Just Another Blog
Monday, October 28, 2002
 
Little Swimmers

There was a pretty big story out two weeks ago about how men begin to experience declining fertility rates around the age of 35. Great. Am I really supposed to get a job, get a good paying promotion, meet a girl, get to know her, get married, and start having kids all within four years? Not too likely I would say.

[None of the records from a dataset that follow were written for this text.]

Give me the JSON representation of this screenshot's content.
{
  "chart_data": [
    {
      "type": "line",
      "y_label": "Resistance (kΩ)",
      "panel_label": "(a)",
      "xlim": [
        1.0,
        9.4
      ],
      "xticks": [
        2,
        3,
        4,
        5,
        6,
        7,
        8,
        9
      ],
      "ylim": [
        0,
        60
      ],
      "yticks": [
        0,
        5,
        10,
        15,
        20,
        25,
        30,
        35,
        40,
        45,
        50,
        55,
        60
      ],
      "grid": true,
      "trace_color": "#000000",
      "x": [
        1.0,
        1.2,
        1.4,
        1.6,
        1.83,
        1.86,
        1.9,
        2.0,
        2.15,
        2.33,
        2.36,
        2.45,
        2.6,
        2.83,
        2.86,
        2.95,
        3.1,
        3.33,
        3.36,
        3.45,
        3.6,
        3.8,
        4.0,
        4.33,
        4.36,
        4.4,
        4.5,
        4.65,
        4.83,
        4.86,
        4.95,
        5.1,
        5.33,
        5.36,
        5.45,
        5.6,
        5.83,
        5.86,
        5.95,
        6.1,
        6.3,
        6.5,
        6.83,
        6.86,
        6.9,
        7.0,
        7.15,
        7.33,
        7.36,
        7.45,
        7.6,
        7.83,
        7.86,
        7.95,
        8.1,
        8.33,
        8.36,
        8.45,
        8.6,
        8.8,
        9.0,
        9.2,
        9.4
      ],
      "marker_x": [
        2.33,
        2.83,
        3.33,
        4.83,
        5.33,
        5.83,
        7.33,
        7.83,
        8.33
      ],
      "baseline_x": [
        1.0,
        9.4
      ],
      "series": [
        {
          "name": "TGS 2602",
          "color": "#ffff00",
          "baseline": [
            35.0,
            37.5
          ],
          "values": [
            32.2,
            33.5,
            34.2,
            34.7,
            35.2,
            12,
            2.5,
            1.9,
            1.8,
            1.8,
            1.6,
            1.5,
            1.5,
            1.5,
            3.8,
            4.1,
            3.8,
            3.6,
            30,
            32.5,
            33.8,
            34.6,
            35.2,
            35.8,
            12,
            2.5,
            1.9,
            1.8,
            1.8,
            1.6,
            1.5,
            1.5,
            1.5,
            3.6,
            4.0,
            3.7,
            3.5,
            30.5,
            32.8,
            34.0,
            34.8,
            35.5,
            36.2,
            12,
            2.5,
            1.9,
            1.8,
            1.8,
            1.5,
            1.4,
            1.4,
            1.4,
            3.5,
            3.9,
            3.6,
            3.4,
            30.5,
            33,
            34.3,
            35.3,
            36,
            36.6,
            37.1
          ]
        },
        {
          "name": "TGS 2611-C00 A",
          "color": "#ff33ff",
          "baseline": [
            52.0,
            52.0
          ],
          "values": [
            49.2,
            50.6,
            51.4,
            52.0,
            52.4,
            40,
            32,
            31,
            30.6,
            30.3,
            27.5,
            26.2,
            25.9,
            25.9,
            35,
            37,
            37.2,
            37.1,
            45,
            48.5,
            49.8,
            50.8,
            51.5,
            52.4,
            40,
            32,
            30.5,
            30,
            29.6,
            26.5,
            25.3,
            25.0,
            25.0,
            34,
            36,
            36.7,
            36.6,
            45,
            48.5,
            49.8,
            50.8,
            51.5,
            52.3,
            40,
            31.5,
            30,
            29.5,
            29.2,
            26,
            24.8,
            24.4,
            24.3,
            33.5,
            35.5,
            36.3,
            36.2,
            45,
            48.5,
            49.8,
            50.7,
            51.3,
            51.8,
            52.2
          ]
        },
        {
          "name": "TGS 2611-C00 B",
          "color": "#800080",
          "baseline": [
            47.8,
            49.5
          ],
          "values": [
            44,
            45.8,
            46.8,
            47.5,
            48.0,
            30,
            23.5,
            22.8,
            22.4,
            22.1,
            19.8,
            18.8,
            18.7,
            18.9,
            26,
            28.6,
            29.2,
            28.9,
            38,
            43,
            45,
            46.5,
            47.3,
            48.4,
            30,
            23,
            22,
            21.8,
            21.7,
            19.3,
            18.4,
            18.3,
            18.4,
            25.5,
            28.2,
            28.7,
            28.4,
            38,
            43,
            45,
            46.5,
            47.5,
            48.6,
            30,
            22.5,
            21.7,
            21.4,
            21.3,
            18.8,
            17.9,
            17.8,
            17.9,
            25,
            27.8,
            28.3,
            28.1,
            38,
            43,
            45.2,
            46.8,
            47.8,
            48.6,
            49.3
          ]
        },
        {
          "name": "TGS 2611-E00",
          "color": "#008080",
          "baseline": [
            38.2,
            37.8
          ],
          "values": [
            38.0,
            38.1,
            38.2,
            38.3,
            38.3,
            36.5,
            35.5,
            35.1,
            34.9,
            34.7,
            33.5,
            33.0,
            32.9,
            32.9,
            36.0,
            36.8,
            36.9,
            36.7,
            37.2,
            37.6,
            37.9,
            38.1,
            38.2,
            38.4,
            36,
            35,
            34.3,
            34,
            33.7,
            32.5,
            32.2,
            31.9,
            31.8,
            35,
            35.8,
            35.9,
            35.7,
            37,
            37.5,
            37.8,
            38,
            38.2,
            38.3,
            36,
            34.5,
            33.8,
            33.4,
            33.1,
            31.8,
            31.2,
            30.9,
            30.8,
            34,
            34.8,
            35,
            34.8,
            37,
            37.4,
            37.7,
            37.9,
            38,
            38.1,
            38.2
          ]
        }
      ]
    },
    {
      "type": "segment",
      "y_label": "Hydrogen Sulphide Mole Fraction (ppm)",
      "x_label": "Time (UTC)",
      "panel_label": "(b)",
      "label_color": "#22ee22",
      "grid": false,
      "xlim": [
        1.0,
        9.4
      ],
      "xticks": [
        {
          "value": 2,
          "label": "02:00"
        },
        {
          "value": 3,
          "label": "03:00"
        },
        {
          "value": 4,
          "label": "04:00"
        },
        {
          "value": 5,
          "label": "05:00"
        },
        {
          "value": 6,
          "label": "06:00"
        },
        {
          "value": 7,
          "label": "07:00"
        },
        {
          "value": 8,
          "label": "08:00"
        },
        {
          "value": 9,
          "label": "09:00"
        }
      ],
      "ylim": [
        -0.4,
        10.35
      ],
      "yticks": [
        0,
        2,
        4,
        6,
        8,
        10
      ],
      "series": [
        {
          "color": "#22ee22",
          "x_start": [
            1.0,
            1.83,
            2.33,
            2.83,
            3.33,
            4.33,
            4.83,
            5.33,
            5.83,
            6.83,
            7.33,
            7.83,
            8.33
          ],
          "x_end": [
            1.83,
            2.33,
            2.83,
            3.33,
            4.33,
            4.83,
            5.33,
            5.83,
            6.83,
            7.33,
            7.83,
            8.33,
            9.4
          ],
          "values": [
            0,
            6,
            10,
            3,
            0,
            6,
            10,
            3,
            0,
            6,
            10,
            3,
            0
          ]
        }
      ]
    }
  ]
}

On a related note, I saw the trailer for the new Eminem movie, 8 Mile, last night before The Ring. (Skip The Ring by the way. It has a pretty good idea for a ghost story, but then the ghost is hardly in the movie at all. I was disappointed. And it's not scary. You'd be much better off watching Signs which was a fine movie.) Eminem at one point axe one of his homies something along the lines of, "When do you stop living up here [hand held just above his head] and start living right here [hand moves down and held just below his chin]?" I'll be damned if that didn't strike a chord with me. At some point - and I guess it's happening now - I have to realize that I am not likely to lead the life that my parents lead. I fear my expectations for work and a career and financial success have been out of whack. It's an extremely difficult realization to come to. My whole life I have been lead to believe that intelligence and studiousness could get me anywhere that I wanted to go. Now I realize that that is not necessarily so. I'm half angry and half disappointed. Well, I guess I should be looking for a job instead of whining.